Michelle Alexander’s “The New Jim Crow Era: Mass Incarceration in the Age of Colorblindness” shook the core of Black culture by introducing a concept that the Black community seemed not to address head-on: mass incarceration. Since the book’s release on January 5, 2010, Alexander, alongside organizations like Students Against Mass Incarceration at multiple universities and The Campaign to End the New Jim Crow, has made it a point to continue the conversation of how modern-day slavery impacts the lives of those behind bars and those who are considered free. 

What started as an initial call of accountability and exposure of the criminal justice system became a cultural movement of social change. The book addresses the realities that African Americans face when it comes to wrongful imprisonment of people of color who are poor and treated differently as a result of racial and class bias.

We see this phenomenon take new form today, with ICE detention centers increasing across the country at a rapid rate. The common thread? Inhumane treatment for those deemed unfit or unworthy of due process because of their background. What she identified as that time frame’s language shift to labeling people as “criminals” to justify discrimination and mistreatment is what drives much of the narrative that immigrants across Latin and African diasporas face today. 

8/25/1963-Washington, D.C.: Mrs. Medgar Evers, widow of the slain integrationist leader. Image: Bettmann / Contributor.

In the book, Alexander also made it a point to highlight how colorblindness has impacted the perception of incarcerated people as a result of institutionalism that’s tied to traditional thinking around racial bias in arrests and convictions. The societal notion that’s perpetuated about not “seeing” race in society has proved to be dangerous both when the book was published and in today’s time because it does not directly address the realities of racial inequality. It also reframes the racial caste system that exists in prison systems as something that’s fictional when it is a racially-driven social construct in a palatable format for the masses. 

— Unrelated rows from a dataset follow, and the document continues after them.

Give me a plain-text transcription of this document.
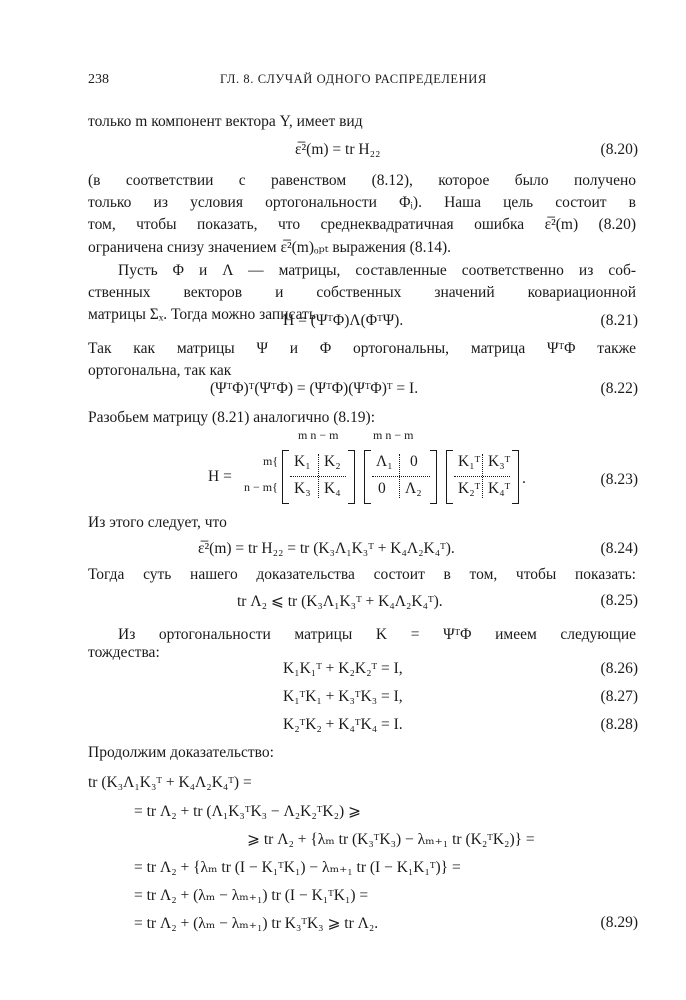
238	ГЛ. 8. СЛУЧАЙ ОДНОГО РАСПРЕДЕЛЕНИЯ
только m компонент вектора Y, имеет вид
ε̅²(m) = tr H₂₂	(8.20)
(в соответствии с равенством (8.12), которое было получено
только из условия ортогональности Φᵢ). Наша цель состоит в
том, чтобы показать, что среднеквадратичная ошибка ε̅²(m) (8.20)
ограничена снизу значением ε̅²(m)ₒₚₜ выражения (8.14).
Пусть Φ и Λ — матрицы, составленные соответственно из соб-
ственных векторов и собственных значений ковариационной
матрицы Σₓ. Тогда можно записать
H = (ΨᵀΦ)Λ(ΦᵀΨ).	(8.21)
Так как матрицы Ψ и Φ ортогональны, матрица ΨᵀΦ также
ортогональна, так как
(ΨᵀΦ)ᵀ(ΨᵀΦ) = (ΨᵀΦ)(ΨᵀΦ)ᵀ = I.	(8.22)
Разобьем матрицу (8.21) аналогично (8.19):
H =
m n − m	m n − m
m{
n − m{
K₁ K₂
K₃ K₄
Λ₁ 0
0 Λ₂
K₁ᵀ K₃ᵀ
K₂ᵀ K₄ᵀ
.	(8.23)
Из этого следует, что
ε̅²(m) = tr H₂₂ = tr (K₃Λ₁K₃ᵀ + K₄Λ₂K₄ᵀ).	(8.24)
Тогда суть нашего доказательства состоит в том, чтобы показать:
tr Λ₂ ⩽ tr (K₃Λ₁K₃ᵀ + K₄Λ₂K₄ᵀ).	(8.25)
Из ортогональности матрицы K = ΨᵀΦ имеем следующие
тождества:
K₁K₁ᵀ + K₂K₂ᵀ = I,	(8.26)
K₁ᵀK₁ + K₃ᵀK₃ = I,	(8.27)
K₂ᵀK₂ + K₄ᵀK₄ = I.	(8.28)
Продолжим доказательство:
tr (K₃Λ₁K₃ᵀ + K₄Λ₂K₄ᵀ) =
= tr Λ₂ + tr (Λ₁K₃ᵀK₃ − Λ₂K₂ᵀK₂) ⩾
⩾ tr Λ₂ + {λₘ tr (K₃ᵀK₃) − λₘ₊₁ tr (K₂ᵀK₂)} =
= tr Λ₂ + {λₘ tr (I − K₁ᵀK₁) − λₘ₊₁ tr (I − K₁K₁ᵀ)} =
= tr Λ₂ + (λₘ − λₘ₊₁) tr (I − K₁ᵀK₁) =
= tr Λ₂ + (λₘ − λₘ₊₁) tr K₃ᵀK₃ ⩾ tr Λ₂.	(8.29)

We’ve made it a point in society to decriminalize race, but instead pivot this energy towards those who are categorized as criminals. The classification in people’s minds of categorizing people as criminals at mere face value over dedicated research towards the inner workings of a case is what maintains the spread of misinformation and preconceived notions in society. 

This impact has continued onward in society through the disassociation that many face by not feeling a connection to an issue happening in society, such as the mass deportation of immigrants, who are a blend of being illegal and legal citizens under the Trump administration. Whether it’s the arrests happening in another state or the desensitization of seeing these situations happen on your social media news feed, this detachment that many people are facing is what turning a blind eye looks like today.

Protests Continue Outside Illinois ICE Detention Center
Military veterans outside of an immigrant processing and detention center in Illinois. Image: Scott Olson/Getty Images

Without the exposure and accountability of systems, similar to Alexander’s literary work, we perpetuate unhealthy cycles of abuse of power with human negligence. 

According to The New Press, the success of “The New Jim Crow Era: Mass Incarceration in the Age of Colorblindness” spent over 200 weeks on the New York Times bestsellers list. The book also received a NAACP Outstanding Image Award for Outstanding Literary Work – Nonfiction in 2011. The book’s release also helped blaze the trail and spark the idea for organizations like The Marshall Project and the Art for Justice Fund. Alexander also released a 10th anniversary edition of the book in 2020 that reaffirms the impact of mass incarceration on the Black community, still a decade later.